NAMar18tableThe Infrastructure Policy Board says it is necessary to mobilise funding for LNPN, which would require €450m from the state before 2026, “regardless of the financial scenario being considered.”

The need to fund major capacity enhancements and resilience measures around key nodes brings everything back to the “choice” Duron alludes to in his introduction. As Table 1 shows, the timescales for expanding the high-speed network in southern and southwestern France are likely to be stretched considerably. Even under the high-investment Scenario 3, the Montpellier - Perpignan high-speed line would not be completed until 2032, and under the more likely Scenario 2, the opening date for the final section of this line could still be two decades away.

Under the Grand Southwestern Railway Project (GPSO), the high-speed network is due to be extended from Bordeaux to Toulouse by 2024 and Dax by 2027, but the report casts considerable doubt over the current schedule for the implementation of this project. Even Scenario 3 would not deliver the Bordeaux - Toulouse section until 2027 and under Scenario 1 the Agen - Bordeaux section would not open before the late 2030s.
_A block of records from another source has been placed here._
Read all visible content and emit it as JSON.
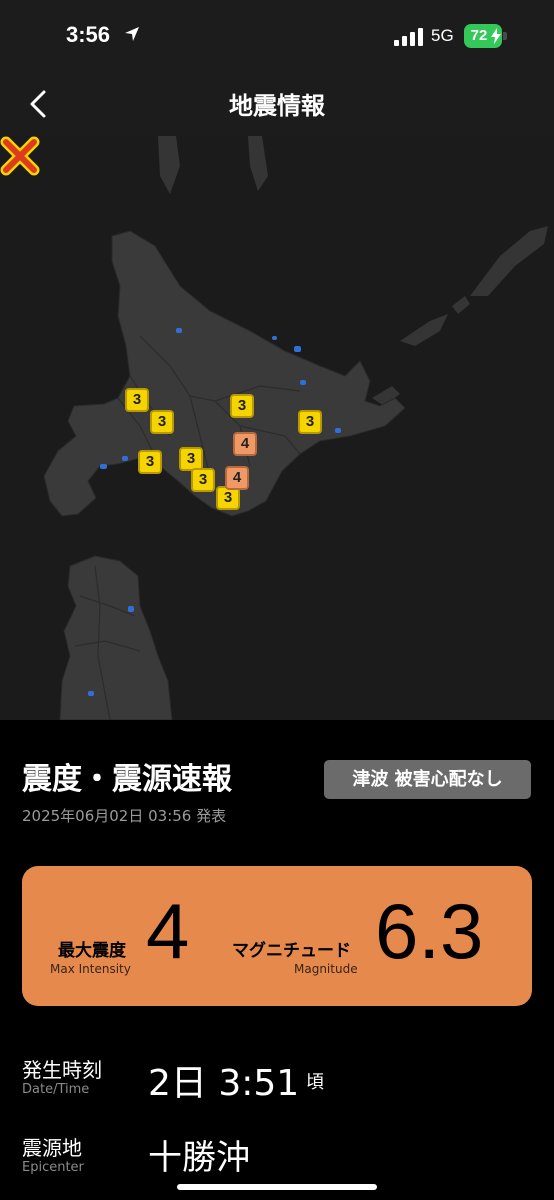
{
  "status_bar": {
    "time": "3:56",
    "network": "5G",
    "battery": "72",
    "icons": [
      "location-arrow-icon",
      "signal-bars-icon",
      "battery-charging-icon"
    ]
  },
  "nav": {
    "title": "地震情報",
    "back_icon": "chevron-left-icon"
  },
  "map": {
    "intensity_markers": [
      "3",
      "3",
      "3",
      "3",
      "3",
      "3",
      "3",
      "3",
      "3",
      "4",
      "4"
    ],
    "epicenter_icon": "x-mark-icon",
    "colors": {
      "land": "#3a3a3a",
      "sea": "#1b1b1b",
      "lakes": "#2f6fd6",
      "intensity_3": "#f5d400",
      "intensity_4": "#ef9a66",
      "epicenter": "#e03a1e"
    }
  },
  "report": {
    "title": "震度・震源速報",
    "tsunami": "津波 被害心配なし",
    "issued": "2025年06月02日 03:56 発表",
    "max_intensity_label": "最大震度",
    "max_intensity_label_en": "Max Intensity",
    "max_intensity": "4",
    "magnitude_label": "マグニチュード",
    "magnitude_label_en": "Magnitude",
    "magnitude": "6.3",
    "datetime_label": "発生時刻",
    "datetime_label_en": "Date/Time",
    "datetime": "2日 3:51",
    "datetime_suffix": "頃",
    "epicenter_label": "震源地",
    "epicenter_label_en": "Epicenter",
    "epicenter": "十勝沖",
    "card_color": "#e6894c"
  }
}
All three scenarios push Bordeaux - Dax back by more than a decade.

“The board does not dispute the case for a high-speed connection between the capital and the nation’s fourth-largest metropolis, and supports the fastest-possible realisation” the report states. “On the other hand, it expresses a much more nuanced view on the Bordeaux - Dax line.”

The board considers addressing capacity constraints on the approaches to Toulouse and Bordeaux to be the most valuable features of GPSO, and it therefore recommends implementing the project in phases, starting with the sections closest to the two cities.
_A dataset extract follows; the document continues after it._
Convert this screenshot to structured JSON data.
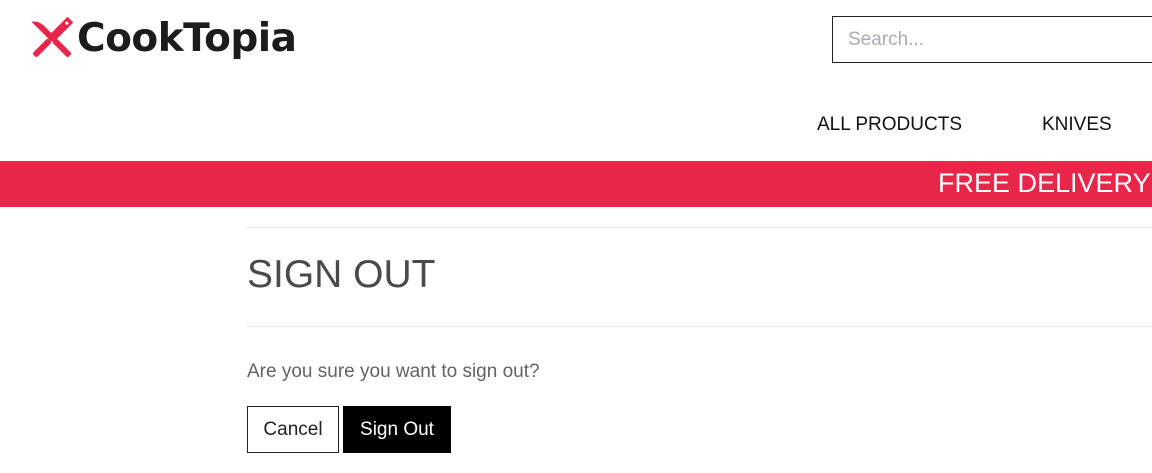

Some members of the board questioned whether most of the anticipated benefits of the new Bordeaux - Dax section could be achieved at much lower cost by upgrading the existing line. New infrastructure is only considered viable here if the existing line reaches capacity, and traffic is unlikely to reach this level in the next 20 years. Beyond Dax, the Basque Y project will extend the Spanish high-speed network to the French border by 2022.

Transport minister, Mrs Elisabeth Borne, has now begun a series of meetings with regional presidents, community associations, passenger groups, and NGOs to gauge reaction to the report. The government will then select its preferred scenario, which will provide a basis for programming and financing of the infrastructure component of the forthcoming mobility bill.

Speaking at the unveiling of the report, Borne said the country now has an opportunity to set a clearer agenda for infrastructure investment. “The break on new major projects gave us time to think collectively about the investments we wanted for our country,” she says. “We had to get out of this spiral of multiplying unfunded promises, which our country has suffered from. For too long, we promised projects with no idea how to finance them. These projects were pushed back indefinitely, we ended up with a lot of frustration among elected officials and fellow citizens who no longer believed in the promises they were given.”

With continuing pressure on the public finances, it now falls to the government to decide how it will balance the need to tackle the investment deficit on the conventional network with the construction of new infrastructure. If the Duron report makes one thing clear, it’s that the political promises of recent years cannot be sustained with a steady-state approach to funding.